R.I. exports continue to fall in April, but outlook positive

ALTHOUGH exports from Rhode Island fell 15.1 percent in April, the outlook for the rest of 2013 remains positive. Orders from abroad, especially in emerging economies, are expected to moderately increase in the second half of the year. / COURTESY E-FORECASTING.COM
ALTHOUGH exports from Rhode Island fell 15.1 percent in April, the outlook for the rest of 2013 remains positive. Orders from abroad, especially in emerging economies, are expected to moderately increase in the second half of the year. / COURTESY E-FORECASTING.COM

PROVIDENCE – Exports from the Ocean State dropped 15.1 percent in April to $155.5 million on a month-to-month, seasonally adjusted basis after falling 5.1 percent in March, according to an international trade statistics report from e-forecasting.com.
Overseas shipments from Rhode Island manufacturers, which accounted for 71 percent of the month’s exports, decreased 3.9 percent from March to April to $109.8 million, seasonally adjusted.
Exports of non-manufactured goods totaled $45.7 million in April, a 33.7 percent drop from the $66.7 million shipped in March. Non-manufactured goods include agricultural goods, mining products and re-exports, which are foreign goods that entered the state as imports and are exported in the same condition.
Year over year in April, total exports from Rhode Island fell 27 percent, or $57.4 million, from April 2012. For the state’s manufactures, exports dropped 23.3 percent, or $33.4 million, from April last year.
Nationally, exports rose by 0.6 percent to $131.1 billion from April 2012 to April 2013. From March to April 2013, national exports rose 1.4 percent.
Year over year, for the first four months of 2013, Rhode Island’s exporters sold 11.5 percent less than they did during the first four months of 2012, as overall exports from the U.S. increased 0.8 percent year over year, according to the report.
Nationally, Rhode Island ranked No. 44 in export growth among the 50 states for the first four months of the year.
The e-forecasting report said that global indicators are pointing toward an upcoming recovery in international trade, good news for state exporters.

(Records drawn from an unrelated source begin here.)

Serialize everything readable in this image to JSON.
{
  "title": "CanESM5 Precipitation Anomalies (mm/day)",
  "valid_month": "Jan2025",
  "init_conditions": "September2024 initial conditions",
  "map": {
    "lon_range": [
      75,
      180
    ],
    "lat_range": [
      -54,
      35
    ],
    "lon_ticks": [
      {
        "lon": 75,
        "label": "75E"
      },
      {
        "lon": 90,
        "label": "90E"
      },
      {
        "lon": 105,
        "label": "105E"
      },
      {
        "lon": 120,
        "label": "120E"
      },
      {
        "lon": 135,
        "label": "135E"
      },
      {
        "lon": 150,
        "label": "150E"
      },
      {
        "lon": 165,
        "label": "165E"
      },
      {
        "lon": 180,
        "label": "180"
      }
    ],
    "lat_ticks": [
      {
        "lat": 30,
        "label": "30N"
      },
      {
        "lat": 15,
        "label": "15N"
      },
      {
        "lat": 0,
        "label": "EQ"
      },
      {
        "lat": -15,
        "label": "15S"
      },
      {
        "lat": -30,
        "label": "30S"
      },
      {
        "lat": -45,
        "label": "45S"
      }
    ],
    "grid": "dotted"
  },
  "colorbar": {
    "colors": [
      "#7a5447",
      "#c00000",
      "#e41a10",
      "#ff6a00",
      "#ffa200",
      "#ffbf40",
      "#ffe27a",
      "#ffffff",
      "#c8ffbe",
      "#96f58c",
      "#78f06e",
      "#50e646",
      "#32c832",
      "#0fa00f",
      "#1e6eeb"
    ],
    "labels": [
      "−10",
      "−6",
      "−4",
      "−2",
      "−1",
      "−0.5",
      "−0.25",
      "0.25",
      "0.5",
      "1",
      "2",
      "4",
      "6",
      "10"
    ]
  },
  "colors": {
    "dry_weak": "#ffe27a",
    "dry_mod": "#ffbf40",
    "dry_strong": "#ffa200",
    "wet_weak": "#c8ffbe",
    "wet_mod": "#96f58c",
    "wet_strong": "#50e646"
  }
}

“The expectations of gains in worldwide trade translates to good news for Rhode Island’s exporters,” Chief Economist Evangelos Otto Simos said in a report analyzing the export statistics. “In the second half of 2013, orders from abroad, especially from emerging economies, are forecast to moderately increase relative to current levels, which would improve production and generate new export-related jobs in Little Rhody.”